A nozzle, D, for the air tube is soldered into the side of A, as shown.

The counterweight is attached to the container by a piece of fine strong twine which passes over two pulleys, mounted on a crossbar of a frame screwed to the sides of the water box, or to an independent base. The bottom of the central pulley should be eight inches above the top of the container, when that is in its lowest position.

For recording purposes, make a scale of inches and tenths, and the corresponding volumes of air, on the side of the upright next the counterweight. The wire, W, is arranged between counterweight and upright so that an easily sliding plate, P, may be pushed down it by the weight, to act as index.



Notes.—The pulleys must work easily, to reduce friction, which renders the readings inaccurate. Absolute accuracy is not obtainable by this apparatus, as the rising of the container lowers the water level slightly, and the air has to support part of the weight of the container which was previously borne by the water. But the inaccuracy is so small as to be practically negligible.

A Pressure Recorder.

[Transcribers note: Even with the precautions used in this project, health standards of 2004 would consider any exposure to mercury dangerous. Water could be substituted and the column lengths scaled up by about 13.5.]

If mercury is poured into a vertical tube closed at the bottom, a pressure is exerted on the bottom in the proportion of approximately one pound per square inch for every two inches depth of mercury. Thus, if the column is 30 inches high the bottom pressure is slightly under 15 lbs. per square inch.

This fact is utilized in the pressure recorder shown in Fig. 167, a U-shaped glass tube half filled with mercury. A rubber tube is attached to the bent-over end of one of the legs, so that the effects of blowing or suction may be communicated to the mercury in that leg. Normally the mercury stands level in both tubes at what may be called the zero mark. Any change of level in one leg is accompanied by an equal change in the opposite direction in the other. Therefore, if by blowing the mercury is made to rise an inch in the left leg, the pressure exerted is obviously that required to support a two-inch column of mercury—that is, 1 lb. per sq. inch. This gives a very convenient standard of measurement, as every inch rise above the zero mark indicates 1 lb. of pressure.

CONSTRUCTION.

The mercury tube should be made first. Take a piece of glass tubing 20 inches long, and bend it at a point 9 inches from one end after heating in a spirit flame. The legs should be kept as parallel as possible. Lay the tube, while the heated part is still pliant, on a flat surface, the bend projecting over the edge, So that the two legs shall be in line. When the glass has cooled, bend over two inches of the longer leg to an angle of about 45 degrees.
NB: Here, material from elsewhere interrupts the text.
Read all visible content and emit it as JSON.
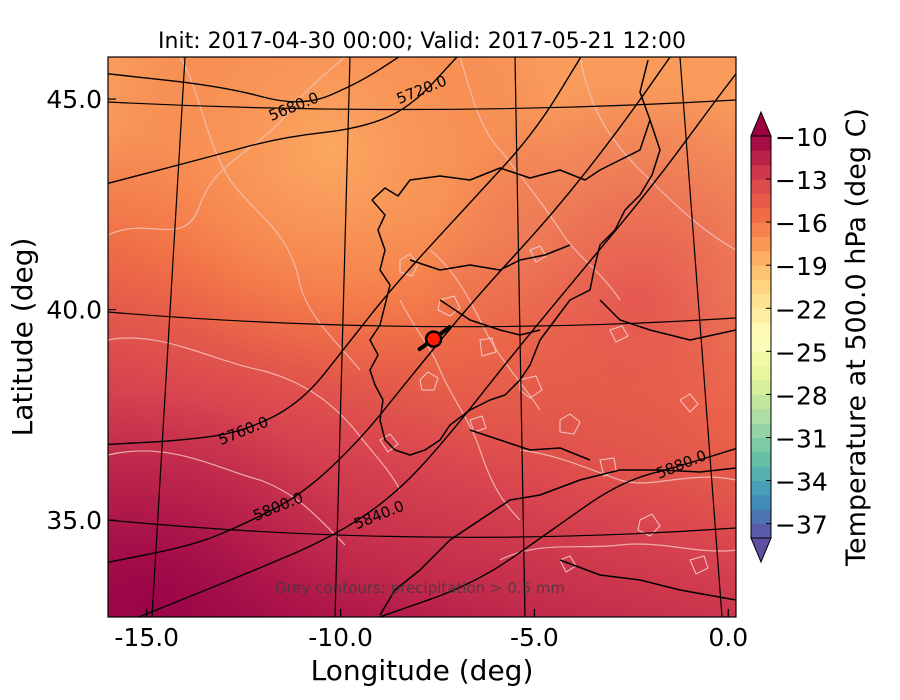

A standard for the tube is now made out of one-inch wood. Hollow out a bed in which the tube shall lie and be completely protected. To the right of the tube the standard is notched to take a small bottle. The notch should be slightly narrower than the diameter of the bottle, and have its sides hollowed out to fit.
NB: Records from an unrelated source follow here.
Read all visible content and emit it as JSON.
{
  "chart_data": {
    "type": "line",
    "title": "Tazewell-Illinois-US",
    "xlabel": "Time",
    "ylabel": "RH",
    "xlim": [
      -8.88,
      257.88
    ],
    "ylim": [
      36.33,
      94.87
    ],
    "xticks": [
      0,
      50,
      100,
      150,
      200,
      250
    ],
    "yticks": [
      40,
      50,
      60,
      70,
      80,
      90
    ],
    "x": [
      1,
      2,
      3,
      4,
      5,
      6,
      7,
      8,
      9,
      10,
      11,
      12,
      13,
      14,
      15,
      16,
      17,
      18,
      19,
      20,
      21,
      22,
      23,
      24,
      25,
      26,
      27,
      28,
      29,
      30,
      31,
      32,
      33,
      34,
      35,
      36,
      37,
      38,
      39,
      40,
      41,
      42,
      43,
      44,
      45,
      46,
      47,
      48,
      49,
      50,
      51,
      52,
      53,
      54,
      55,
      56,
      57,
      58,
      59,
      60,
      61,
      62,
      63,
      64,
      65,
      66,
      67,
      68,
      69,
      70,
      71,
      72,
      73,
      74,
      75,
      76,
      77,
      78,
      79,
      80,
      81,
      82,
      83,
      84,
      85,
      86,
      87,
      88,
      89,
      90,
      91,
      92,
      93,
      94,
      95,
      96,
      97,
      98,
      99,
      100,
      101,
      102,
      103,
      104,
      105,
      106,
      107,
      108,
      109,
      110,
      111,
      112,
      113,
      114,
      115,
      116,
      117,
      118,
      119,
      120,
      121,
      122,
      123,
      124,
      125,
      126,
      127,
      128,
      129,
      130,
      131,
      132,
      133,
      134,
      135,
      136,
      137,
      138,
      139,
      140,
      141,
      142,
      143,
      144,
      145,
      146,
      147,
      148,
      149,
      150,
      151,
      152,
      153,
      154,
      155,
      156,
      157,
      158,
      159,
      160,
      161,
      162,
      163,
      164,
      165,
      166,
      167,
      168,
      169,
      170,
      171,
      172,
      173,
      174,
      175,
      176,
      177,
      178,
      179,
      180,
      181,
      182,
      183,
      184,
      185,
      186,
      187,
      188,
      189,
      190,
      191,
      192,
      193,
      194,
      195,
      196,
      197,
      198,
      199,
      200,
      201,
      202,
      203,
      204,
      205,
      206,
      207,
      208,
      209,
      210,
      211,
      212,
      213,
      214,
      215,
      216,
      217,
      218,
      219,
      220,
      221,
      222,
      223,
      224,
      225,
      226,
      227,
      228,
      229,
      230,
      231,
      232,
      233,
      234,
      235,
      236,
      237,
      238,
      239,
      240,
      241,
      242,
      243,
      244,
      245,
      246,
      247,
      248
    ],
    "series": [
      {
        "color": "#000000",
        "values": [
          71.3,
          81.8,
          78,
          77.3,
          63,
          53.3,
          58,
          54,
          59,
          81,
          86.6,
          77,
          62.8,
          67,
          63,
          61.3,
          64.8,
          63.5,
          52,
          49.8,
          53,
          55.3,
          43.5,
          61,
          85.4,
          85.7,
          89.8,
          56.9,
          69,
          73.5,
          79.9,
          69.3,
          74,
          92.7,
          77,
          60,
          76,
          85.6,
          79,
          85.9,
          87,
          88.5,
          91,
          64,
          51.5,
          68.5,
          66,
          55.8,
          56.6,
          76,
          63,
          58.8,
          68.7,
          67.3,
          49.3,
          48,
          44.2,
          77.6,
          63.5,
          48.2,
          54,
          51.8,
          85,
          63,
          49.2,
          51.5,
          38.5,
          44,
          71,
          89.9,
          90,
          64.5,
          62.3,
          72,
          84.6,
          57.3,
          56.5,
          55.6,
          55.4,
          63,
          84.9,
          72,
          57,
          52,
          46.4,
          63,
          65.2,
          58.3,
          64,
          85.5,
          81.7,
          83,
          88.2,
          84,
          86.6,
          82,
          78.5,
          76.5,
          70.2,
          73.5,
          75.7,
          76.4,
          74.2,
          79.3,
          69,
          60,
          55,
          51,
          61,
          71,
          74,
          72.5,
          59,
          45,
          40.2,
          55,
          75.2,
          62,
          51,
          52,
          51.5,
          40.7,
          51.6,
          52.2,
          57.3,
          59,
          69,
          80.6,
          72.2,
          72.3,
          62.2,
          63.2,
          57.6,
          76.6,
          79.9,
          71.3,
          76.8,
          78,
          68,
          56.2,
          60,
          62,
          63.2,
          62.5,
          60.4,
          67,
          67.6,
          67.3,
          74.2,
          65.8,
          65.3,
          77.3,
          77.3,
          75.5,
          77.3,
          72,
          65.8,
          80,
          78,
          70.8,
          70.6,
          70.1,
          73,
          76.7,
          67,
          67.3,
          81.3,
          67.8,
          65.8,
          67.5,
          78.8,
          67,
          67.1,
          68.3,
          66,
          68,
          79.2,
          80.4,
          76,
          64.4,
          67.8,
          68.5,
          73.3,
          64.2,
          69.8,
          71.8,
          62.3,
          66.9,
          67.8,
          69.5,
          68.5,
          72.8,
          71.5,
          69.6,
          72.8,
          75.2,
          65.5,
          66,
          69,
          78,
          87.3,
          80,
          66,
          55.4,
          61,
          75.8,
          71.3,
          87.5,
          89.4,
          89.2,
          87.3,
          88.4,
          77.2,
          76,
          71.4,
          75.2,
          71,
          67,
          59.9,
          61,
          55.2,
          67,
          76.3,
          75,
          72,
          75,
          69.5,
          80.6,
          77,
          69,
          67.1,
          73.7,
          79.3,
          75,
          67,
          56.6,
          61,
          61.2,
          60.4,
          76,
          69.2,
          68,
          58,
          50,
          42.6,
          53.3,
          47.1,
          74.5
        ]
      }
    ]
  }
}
Halfway up the tube draw a zero mark across the standards, and above this a scale of inches in fractions on both sides. Each inch represents 1 lb. pressure.

The cork of the bottle must be pierced with a red-hot wire for two glass tubes, one of which is bent over for the blowing tube. Both tubes should be pointed at the bottle end so that they may enter the cork easily. Make the top of the cork air tight with sealing-wax. The purpose of the bottle is to catch any mercury that might be sucked out of the tube; one does not wish mercurial poisoning to result from the experiments. Also it prevents any saliva entering the mercury tube.
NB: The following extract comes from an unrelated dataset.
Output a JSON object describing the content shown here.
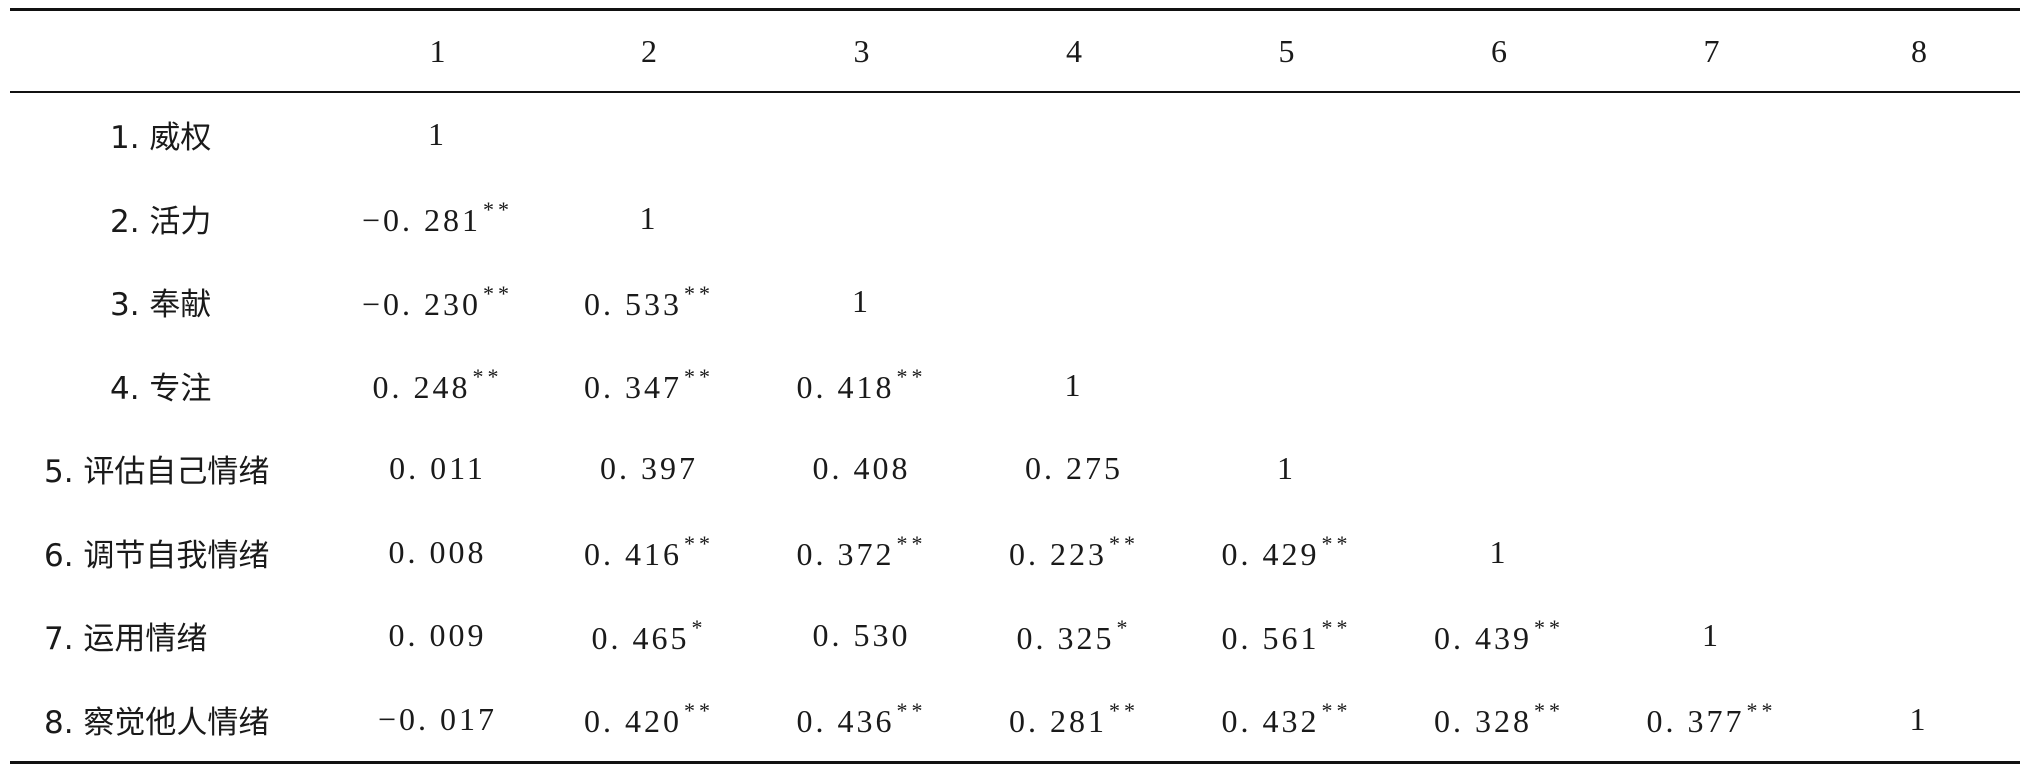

When the latter has been secured to the standard by a couple of slips of tin nailed to the front, connect it up with the bottle, and fill it up to the zero mark with mercury poured in through a small paper funnel.

The open end of the tube should be provided with an inch of tubing. Clips placed on this and on the rubber connection between tube and bottle will prevent the escape of mercury should the apparatus be upset when not in use.

The average blowing pressure of which the lungs are capable is about 1-1/2 lbs. per square inch; inspiration pressure without mouth suction about 1 lb. per square inch; suction pressure 2-1/2 to 3 lbs. per square inch.

Caution.—Don't ask people with weak lungs to try experiments with the apparatus described in this chapter.



XXXI. HOME-MADE HARMONOGRAPHS.

Have you ever heard of the harmonograph? If not, or if at the most you have very hazy ideas as to what it is, let me explain. It is an instrument for recording on paper, or on some other suitable surface, the figures described by two or more pendulums acting in concert.

The simplest form of harmonograph is shown in Fig. 168. Two pendulums are so suspended on points that their respective directions of movement are at right angles to one another—that is, pendulum A can swing only north and south, as it were, and pendulum B only east and west. On the top of B is a platform to carry a card, and on the upper end of A a lever is pivoted so as to be able to swing only vertically upwards and downwards. At its end this lever carries a pen, which when at rest lies on the centre of the card platform.



The bob, or weight, of a pendulum can be clamped at any point on its rod, so that the rate or "period" of swing may be adjusted or altered. The nearer the weight is brought to the point of suspension, the oftener will the pendulum swing to and fro in a given time—usually taken as one minute. From this it is obvious that the rates of swing of the two pendulums can be adjusted relatively to one another. If they are exactly equal, they are said to be in unison, and under these conditions the instrument would trace figures varying in outline between the extremes of a straight line on the one hand and a circle on the other. A straight line would result if both pendulums were released at the same time, a circle,[1] if one were released when the other had half finished a swing, and the intermediate ellipses would be produced by various alterations of "phase," or time of the commencement of the swing of one pendulum relatively to the commencement of the swing of the other.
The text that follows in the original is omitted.